CS欠場の青木「今季をプラスにすることが大事」


昨季、球団ワーストの96敗という屈辱を味わい、今季はレギュラーシーズン2位と躍進を遂げたヤクルト。メジャーリーグから青木宣親が7年ぶりに復帰し、シーズン後半から2番に定着。3番・山田哲人、4番・バレンティンと続く打線は他球団にとって脅威となった。

しかし、その青木が10月2日のDeNA戦(神宮)で左太ももを痛めた影響でCSはベンチスタート。代打での出場機会もなくシーズンを終えた。青木は「悔しいよね」と語り、「自信にしていい部分と、やらなければいけない部分がある。今季をプラスにすることが大事」と決意を新たにした。

 1番打者としてチームを引っ張った坂口智隆も、「結果がすべての短期決戦。
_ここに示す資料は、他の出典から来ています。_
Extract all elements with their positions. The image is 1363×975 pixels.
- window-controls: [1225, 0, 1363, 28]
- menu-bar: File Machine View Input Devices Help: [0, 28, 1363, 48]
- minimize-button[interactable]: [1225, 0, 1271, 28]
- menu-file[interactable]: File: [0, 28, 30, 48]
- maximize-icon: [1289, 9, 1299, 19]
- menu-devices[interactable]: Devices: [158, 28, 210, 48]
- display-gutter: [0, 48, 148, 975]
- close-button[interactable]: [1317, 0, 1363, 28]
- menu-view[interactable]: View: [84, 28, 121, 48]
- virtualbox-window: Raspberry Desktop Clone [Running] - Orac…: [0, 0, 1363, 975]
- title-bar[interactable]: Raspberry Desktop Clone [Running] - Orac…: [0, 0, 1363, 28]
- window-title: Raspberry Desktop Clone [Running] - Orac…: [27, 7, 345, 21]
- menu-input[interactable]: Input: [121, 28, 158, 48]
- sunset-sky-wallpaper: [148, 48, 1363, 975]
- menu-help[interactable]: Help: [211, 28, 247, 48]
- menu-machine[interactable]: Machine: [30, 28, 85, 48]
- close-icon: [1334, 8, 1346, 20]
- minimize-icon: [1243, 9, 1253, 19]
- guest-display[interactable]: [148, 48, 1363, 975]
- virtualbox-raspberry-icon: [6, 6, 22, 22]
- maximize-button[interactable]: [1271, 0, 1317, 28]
この悔しさを持って来年に向けて準備したい」と来季へ向けて再スタートを約束した。


指揮官は「この悔しさを次に」


 レギュラーシーズンでは巨人に勝ち越したヤクルトだったが、“超短期決戦”のファーストステージで2連敗。試合後、小川監督は「これは勝負ですから。勝負に負けたということ」と悔しさをにじませたが、「シーズン通して選手はよく頑張ったと思います。2位という順位も選手の頑張り」と、最後まで戦い抜いた選手たちを称えた。
 
それでも、1位の広島東洋カープに7ゲーム差と離され、力の差を見せつけられたのも現実。そして、このCSでの敗戦を来季へつなげることも忘れてはいない――。

「まだまだ優勝争いをしたわけではないので、これで良いというわけではない。さらに個々のレベルアップをしていかなければいけないし、チーム力というものを上げていかなければいけない。来年に向けて新たに変化していかなければいけないと思っている」と力を込めた。

 最後は「この悔しさを次につなげていかないといけない」と締めくくった指揮官。再起を誓ったツバメ軍団が、来季こそセ・リーグの主役を演じてみせる。